The authors use the AM-Distill-Qwen-32B and AM-Distill-Qwen-72B models to evaluate performance on four benchmarks, showing improvements over baseline models. Results show that AM-Distill-Qwen-32B achieves higher accuracy than DeepSeek-R1-Distill-Qwen-32B across all benchmarks, with notable gains on MATH-500 (96.2% vs. 94.3%) and GPQA Diamond (65.9% vs. 62.1%), while AM-Distill-Qwen-72B outperforms DeepSeek-R1-Distill-Llama-70B, particularly on AIME 2024 (76.5% vs. 70.0%) and MATH-500 (97.0% vs. 94.5%).

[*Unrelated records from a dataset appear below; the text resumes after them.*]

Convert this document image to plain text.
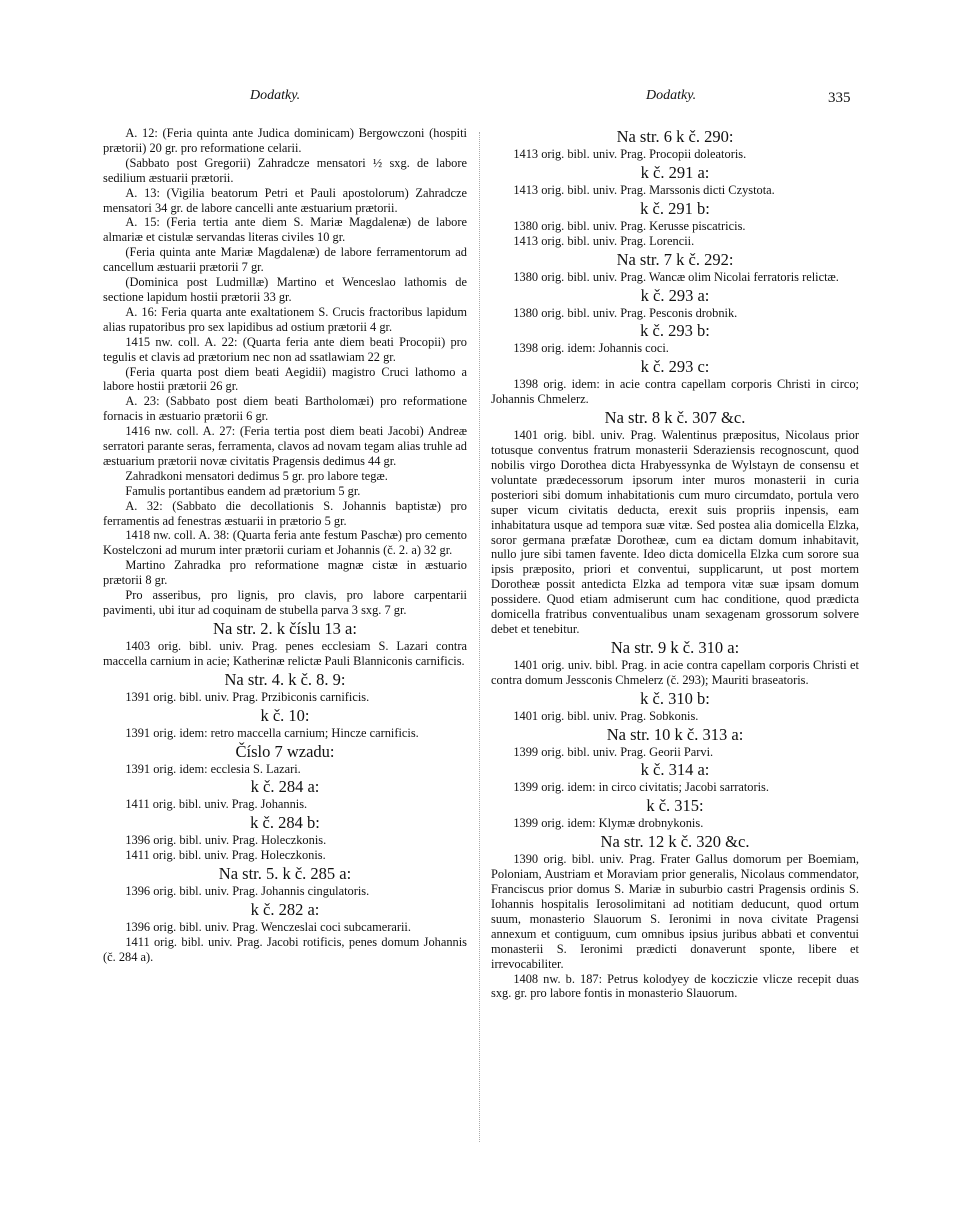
Dodatky.	Dodatky.	335

A. 12: (Feria quinta ante Judica dominicam) Bergowczoni (hospiti prætorii) 20 gr. pro reformatione celarii.

(Sabbato post Gregorii) Zahradcze mensatori ½ sxg. de labore sedilium æstuarii prætorii.

A. 13: (Vigilia beatorum Petri et Pauli apostolorum) Zahradcze mensatori 34 gr. de labore cancelli ante æstuarium prætorii.

A. 15: (Feria tertia ante diem S. Mariæ Magdalenæ) de labore almariæ et cistulæ servandas literas civiles 10 gr.

(Feria quinta ante Mariæ Magdalenæ) de labore ferramentorum ad cancellum æstuarii prætorii 7 gr.

(Dominica post Ludmillæ) Martino et Wenceslao lathomis de sectione lapidum hostii prætorii 33 gr.

A. 16: Feria quarta ante exaltationem S. Crucis fractoribus lapidum alias rupatoribus pro sex lapidibus ad ostium prætorii 4 gr.

1415 nw. coll. A. 22: (Quarta feria ante diem beati Procopii) pro tegulis et clavis ad prætorium nec non ad ssatlawiam 22 gr.

(Feria quarta post diem beati Aegidii) magistro Cruci lathomo a labore hostii prætorii 26 gr.

A. 23: (Sabbato post diem beati Bartholomæi) pro reformatione fornacis in æstuario prætorii 6 gr.

1416 nw. coll. A. 27: (Feria tertia post diem beati Jacobi) Andreæ serratori parante seras, ferramenta, clavos ad novam tegam alias truhle ad æstuarium prætorii novæ civitatis Pragensis dedimus 44 gr.

Zahradkoni mensatori dedimus 5 gr. pro labore tegæ.

Famulis portantibus eandem ad prætorium 5 gr.

A. 32: (Sabbato die decollationis S. Johannis baptistæ) pro ferramentis ad fenestras æstuarii in prætorio 5 gr.

1418 nw. coll. A. 38: (Quarta feria ante festum Paschæ) pro cemento Kostelczoni ad murum inter prætorii curiam et Johannis (č. 2. a) 32 gr.

Martino Zahradka pro reformatione magnæ cistæ in æstuario prætorii 8 gr.

Pro asseribus, pro lignis, pro clavis, pro labore carpentarii pavimenti, ubi itur ad coquinam de stubella parva 3 sxg. 7 gr.

Na str. 2. k číslu 13 a:

1403 orig. bibl. univ. Prag. penes ecclesiam S. Lazari contra maccella carnium in acie; Katherinæ relictæ Pauli Blanniconis carnificis.

Na str. 4. k č. 8. 9:

1391 orig. bibl. univ. Prag. Przibiconis carnificis.

k č. 10:

1391 orig. idem: retro maccella carnium; Hincze carnificis.

Číslo 7 wzadu:

1391 orig. idem: ecclesia S. Lazari.

k č. 284 a:

1411 orig. bibl. univ. Prag. Johannis.

k č. 284 b:

1396 orig. bibl. univ. Prag. Holeczkonis.

1411 orig. bibl. univ. Prag. Holeczkonis.

Na str. 5. k č. 285 a:

1396 orig. bibl. univ. Prag. Johannis cingulatoris.

k č. 282 a:

1396 orig. bibl. univ. Prag. Wenczeslai coci subcamerarii.

1411 orig. bibl. univ. Prag. Jacobi rotificis, penes domum Johannis (č. 284 a).

Na str. 6 k č. 290:

1413 orig. bibl. univ. Prag. Procopii doleatoris.

k č. 291 a:

1413 orig. bibl. univ. Prag. Marssonis dicti Czystota.

k č. 291 b:

1380 orig. bibl. univ. Prag. Kerusse piscatricis.

1413 orig. bibl. univ. Prag. Lorencii.

Na str. 7 k č. 292:

1380 orig. bibl. univ. Prag. Wancæ olim Nicolai ferratoris relictæ.

k č. 293 a:

1380 orig. bibl. univ. Prag. Pesconis drobnik.

k č. 293 b:

1398 orig. idem: Johannis coci.

k č. 293 c:

1398 orig. idem: in acie contra capellam corporis Christi in circo; Johannis Chmelerz.

Na str. 8 k č. 307 &c.

1401 orig. bibl. univ. Prag. Walentinus præpositus, Nicolaus prior totusque conventus fratrum monasterii Sderaziensis recognoscunt, quod nobilis virgo Dorothea dicta Hrabyessynka de Wylstayn de consensu et voluntate prædecessorum ipsorum inter muros monasterii in curia posteriori sibi domum inhabitationis cum muro circumdato, portula vero super vicum civitatis deducta, erexit suis propriis inpensis, eam inhabitatura usque ad tempora suæ vitæ. Sed postea alia domicella Elzka, soror germana præfatæ Dorotheæ, cum ea dictam domum inhabitavit, nullo jure sibi tamen favente. Ideo dicta domicella Elzka cum sorore sua ipsis præposito, priori et conventui, supplicarunt, ut post mortem Dorotheæ possit antedicta Elzka ad tempora vitæ suæ ipsam domum possidere. Quod etiam admiserunt cum hac conditione, quod prædicta domicella fratribus conventualibus unam sexagenam grossorum solvere debet et tenebitur.

Na str. 9 k č. 310 a:

1401 orig. univ. bibl. Prag. in acie contra capellam corporis Christi et contra domum Jessconis Chmelerz (č. 293); Mauriti braseatoris.

k č. 310 b:

1401 orig. bibl. univ. Prag. Sobkonis.

Na str. 10 k č. 313 a:

1399 orig. bibl. univ. Prag. Georii Parvi.

k č. 314 a:

1399 orig. idem: in circo civitatis; Jacobi sarratoris.

k č. 315:

1399 orig. idem: Klymæ drobnykonis.

Na str. 12 k č. 320 &c.

1390 orig. bibl. univ. Prag. Frater Gallus domorum per Boemiam, Poloniam, Austriam et Moraviam prior generalis, Nicolaus commendator, Franciscus prior domus S. Mariæ in suburbio castri Pragensis ordinis S. Iohannis hospitalis Ierosolimitani ad notitiam deducunt, quod ortum suum, monasterio Slauorum S. Ieronimi in nova civitate Pragensi annexum et contiguum, cum omnibus ipsius juribus abbati et conventui monasterii S. Ieronimi prædicti donaverunt sponte, libere et irrevocabiliter.

1408 nw. b. 187: Petrus kolodyey de kocziczie vlicze recepit duas sxg. gr. pro labore fontis in monasterio Slauorum.
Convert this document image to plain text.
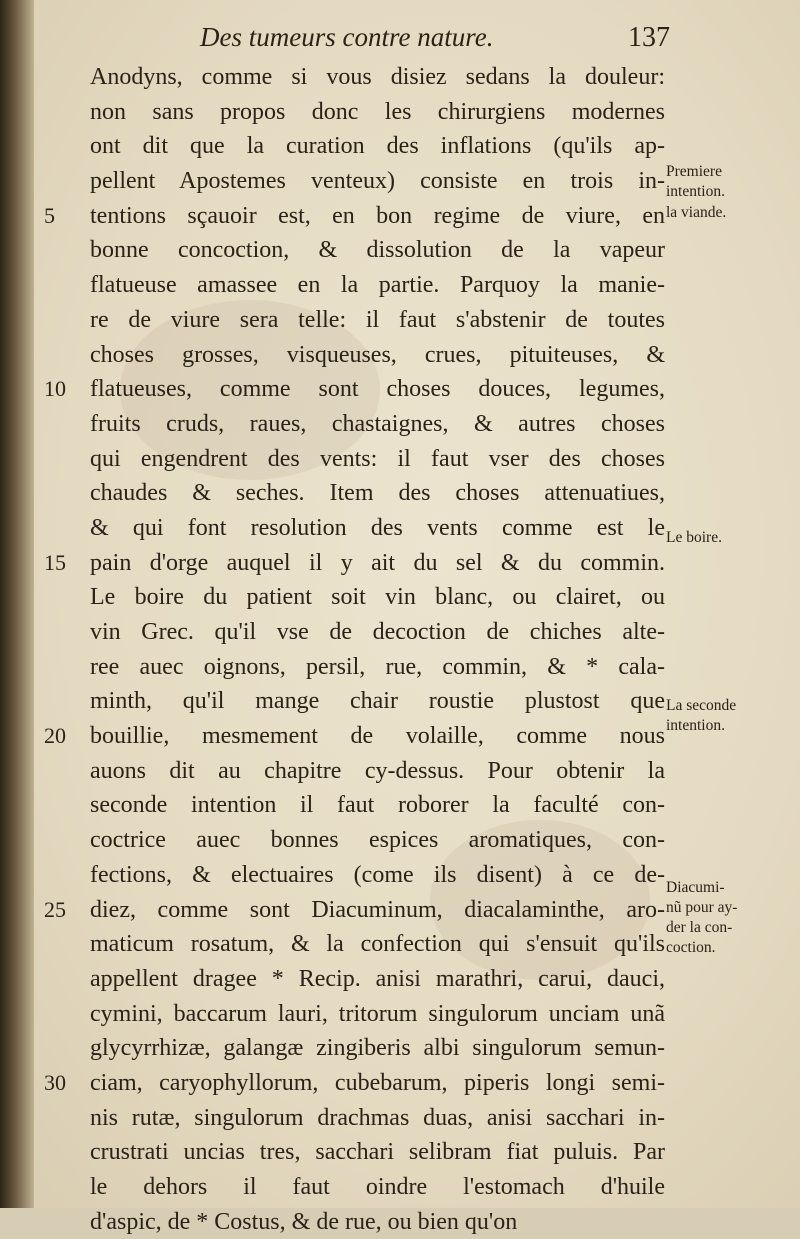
Des tumeurs contre nature.	137
Anodyns, comme si vous disiez sedans la douleur:
non sans propos donc les chirurgiens modernes
ont dit que la curation des inflations (qu'ils ap-
pellent Apostemes venteux) consiste en trois in-
tentions sçauoir est, en bon regime de viure, en
bonne concoction, & dissolution de la vapeur
flatueuse amassee en la partie. Parquoy la manie-
re de viure sera telle: il faut s'abstenir de toutes
choses grosses, visqueuses, crues, pituiteuses, &
flatueuses, comme sont choses douces, legumes,
fruits cruds, raues, chastaignes, & autres choses
qui engendrent des vents: il faut vser des choses
chaudes & seches. Item des choses attenuatiues,
& qui font resolution des vents comme est le
pain d'orge auquel il y ait du sel & du commin.
Le boire du patient soit vin blanc, ou clairet, ou
vin Grec. qu'il vse de decoction de chiches alte-
ree auec oignons, persil, rue, commin, & * cala-
minth, qu'il mange chair roustie plustost que
bouillie, mesmement de volaille, comme nous
auons dit au chapitre cy-dessus. Pour obtenir la
seconde intention il faut roborer la faculté con-
coctrice auec bonnes espices aromatiques, con-
fections, & electuaires (come ils disent) à ce de-
diez, comme sont Diacuminum, diacalaminthe, aro-
maticum rosatum, & la confection qui s'ensuit qu'ils
appellent dragee * Recip. anisi marathri, carui, dauci,
cymini, baccarum lauri, tritorum singulorum unciam unã
glycyrrhizæ, galangæ zingiberis albi singulorum semun-
ciam, caryophyllorum, cubebarum, piperis longi semi-
nis rutæ, singulorum drachmas duas, anisi sacchari in-
crustrati uncias tres, sacchari selibram fiat puluis. Par
le dehors il faut oindre l'estomach d'huile
d'aspic, de * Costus, & de rue, ou bien qu'on
5
10
15
20
25
30
Premiere
intention.
la viande.
Le boire.
La seconde
intention.
Diacumi-
nũ pour ay-
der la con-
coction.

The authors use the AM-Distill-Qwen-32B model, trained on their AM-DeepSeek-R1-Distilled-1.4M dataset, to achieve improved performance over DeepSeek-R1-Distill-Qwen-32B across all benchmarks, with accuracy increases from 71.6% to 73.1% on average. Results show that the AM-Distill-Qwen-72B model further improves performance, achieving an average accuracy of 74.8%, outperforming DeepSeek-R1-Distill-Llama-70B on all evaluated tasks.